After deciding that I had enough intersection information for multiple paths, I decided it was time to test the movement of my camaro from/through intersections. I used the OGRE Intermediate Tutorial #1 as a guide. If my camaro would would have had animation defined, then the tutorial as it was written would have been perfect. But, I din't have animation defined, so out of luck there! What I did was use this same tutorial and make some minor changes:
- deleted the "Knot" entities and Robot entity
- Added my city.mesh
- Added my camaro.mesh
- commented out (for now) the mAnimationState lines from inside the if/else's that are inside the MoveDemoListener::frameStarted function
- changed the return to 'true'.

All of this worked well, except my car is facing sideways as it drives :-), which I will work on later tonight.

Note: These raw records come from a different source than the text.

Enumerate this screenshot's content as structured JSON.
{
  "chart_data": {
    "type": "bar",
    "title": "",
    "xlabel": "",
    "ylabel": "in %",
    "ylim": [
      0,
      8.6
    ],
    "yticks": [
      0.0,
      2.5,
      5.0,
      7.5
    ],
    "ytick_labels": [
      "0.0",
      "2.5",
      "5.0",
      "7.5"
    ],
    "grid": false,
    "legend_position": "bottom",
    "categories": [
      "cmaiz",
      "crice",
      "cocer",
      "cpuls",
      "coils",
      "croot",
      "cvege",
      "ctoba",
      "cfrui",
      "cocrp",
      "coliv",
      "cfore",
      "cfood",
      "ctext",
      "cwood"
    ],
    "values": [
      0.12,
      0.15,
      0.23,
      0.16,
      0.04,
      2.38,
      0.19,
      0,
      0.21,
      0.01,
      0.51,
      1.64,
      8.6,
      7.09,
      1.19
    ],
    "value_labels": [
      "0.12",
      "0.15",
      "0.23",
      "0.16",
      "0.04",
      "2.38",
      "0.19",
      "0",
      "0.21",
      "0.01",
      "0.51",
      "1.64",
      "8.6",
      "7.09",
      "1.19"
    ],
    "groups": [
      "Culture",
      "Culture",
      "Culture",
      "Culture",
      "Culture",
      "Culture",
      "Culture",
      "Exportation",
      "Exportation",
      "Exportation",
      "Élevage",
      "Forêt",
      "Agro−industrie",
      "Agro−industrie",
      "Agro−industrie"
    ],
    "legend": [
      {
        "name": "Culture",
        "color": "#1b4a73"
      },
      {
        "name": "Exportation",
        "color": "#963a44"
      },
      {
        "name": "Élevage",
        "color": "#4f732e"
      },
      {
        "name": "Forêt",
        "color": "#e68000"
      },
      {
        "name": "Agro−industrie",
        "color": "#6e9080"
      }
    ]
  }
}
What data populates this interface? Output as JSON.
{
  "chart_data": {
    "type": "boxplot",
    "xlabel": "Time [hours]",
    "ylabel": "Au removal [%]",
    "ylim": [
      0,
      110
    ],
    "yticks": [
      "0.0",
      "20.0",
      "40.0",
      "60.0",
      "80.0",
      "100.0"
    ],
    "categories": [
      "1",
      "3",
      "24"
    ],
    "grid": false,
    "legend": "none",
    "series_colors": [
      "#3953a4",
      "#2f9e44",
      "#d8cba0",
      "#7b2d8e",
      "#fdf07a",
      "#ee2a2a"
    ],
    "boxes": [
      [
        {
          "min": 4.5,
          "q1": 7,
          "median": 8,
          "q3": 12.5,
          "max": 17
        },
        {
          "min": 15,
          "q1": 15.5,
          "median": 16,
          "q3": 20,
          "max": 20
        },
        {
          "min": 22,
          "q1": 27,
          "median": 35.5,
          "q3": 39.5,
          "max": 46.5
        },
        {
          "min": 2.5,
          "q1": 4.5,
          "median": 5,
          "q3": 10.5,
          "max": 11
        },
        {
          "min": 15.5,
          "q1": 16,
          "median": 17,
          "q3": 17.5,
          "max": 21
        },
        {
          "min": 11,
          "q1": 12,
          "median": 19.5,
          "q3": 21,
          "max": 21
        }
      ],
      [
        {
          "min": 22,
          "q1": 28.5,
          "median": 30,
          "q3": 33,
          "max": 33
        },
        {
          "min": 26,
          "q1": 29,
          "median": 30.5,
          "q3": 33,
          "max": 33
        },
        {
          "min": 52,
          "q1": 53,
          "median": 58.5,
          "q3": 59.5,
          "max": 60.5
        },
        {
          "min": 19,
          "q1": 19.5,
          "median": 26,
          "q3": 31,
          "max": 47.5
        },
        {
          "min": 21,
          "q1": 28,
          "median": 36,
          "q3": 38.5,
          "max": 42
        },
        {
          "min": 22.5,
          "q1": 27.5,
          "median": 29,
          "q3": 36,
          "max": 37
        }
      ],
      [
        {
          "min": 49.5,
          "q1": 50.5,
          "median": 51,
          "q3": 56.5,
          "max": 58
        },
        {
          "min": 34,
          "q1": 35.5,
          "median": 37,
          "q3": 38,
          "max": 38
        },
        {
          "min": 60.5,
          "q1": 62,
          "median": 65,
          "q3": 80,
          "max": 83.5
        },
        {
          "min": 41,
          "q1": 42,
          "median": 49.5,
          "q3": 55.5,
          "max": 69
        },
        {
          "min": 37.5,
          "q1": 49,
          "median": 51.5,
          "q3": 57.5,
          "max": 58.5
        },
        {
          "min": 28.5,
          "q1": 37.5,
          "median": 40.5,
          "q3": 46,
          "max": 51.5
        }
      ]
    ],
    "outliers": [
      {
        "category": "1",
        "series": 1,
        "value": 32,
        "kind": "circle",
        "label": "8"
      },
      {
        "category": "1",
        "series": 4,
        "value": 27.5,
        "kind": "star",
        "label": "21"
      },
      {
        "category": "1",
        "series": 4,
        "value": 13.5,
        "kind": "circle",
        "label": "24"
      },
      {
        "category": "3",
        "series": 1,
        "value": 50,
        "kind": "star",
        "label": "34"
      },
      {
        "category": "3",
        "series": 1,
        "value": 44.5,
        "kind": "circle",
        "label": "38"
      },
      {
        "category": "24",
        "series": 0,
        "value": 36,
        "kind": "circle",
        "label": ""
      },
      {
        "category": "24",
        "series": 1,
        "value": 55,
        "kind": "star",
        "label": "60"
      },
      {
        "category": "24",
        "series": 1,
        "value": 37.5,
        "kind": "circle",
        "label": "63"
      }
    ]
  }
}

  1. a pointer on the car you could manually divert it by going to the axis on sketch up and start twisting and turning that is the fastest way to redirect the front end point of the car. Some trail and error will be done but identified easily and fast and don't forget te reexport it in mesh format.. Good Luck

  2. Thank you. I haven't had much time to update this, but shortly after I posted this, I realized much the same thing.
    The bottom line: The solid lines in Sketchup are the positive sections of each axis. Deciding which direction is the "default" direction is all that is really needed. Once this is decided, on object in sketchup can be rotated (twisted, turned, etc) to point in the "defaul" direction.


  3. hi there. i just stumbled onto your blog post. i am a graduate student at the university of illinois at chicago. i recently wrote a simple first-person driving simulator to support my dissertation research (which involves sleep and spee apnea). i also chose to use Ogre. i am now using my simulator in a couple research studies and it appears to be sufficient to accomplish my basic goals. however, since game programming (and everything it entails) is not my area of expertise, i am sure my simulator could be greatly improved in the future. i am curious about how much progress you have made on your project and whether you would be willing to share what you have accomplished. thanks!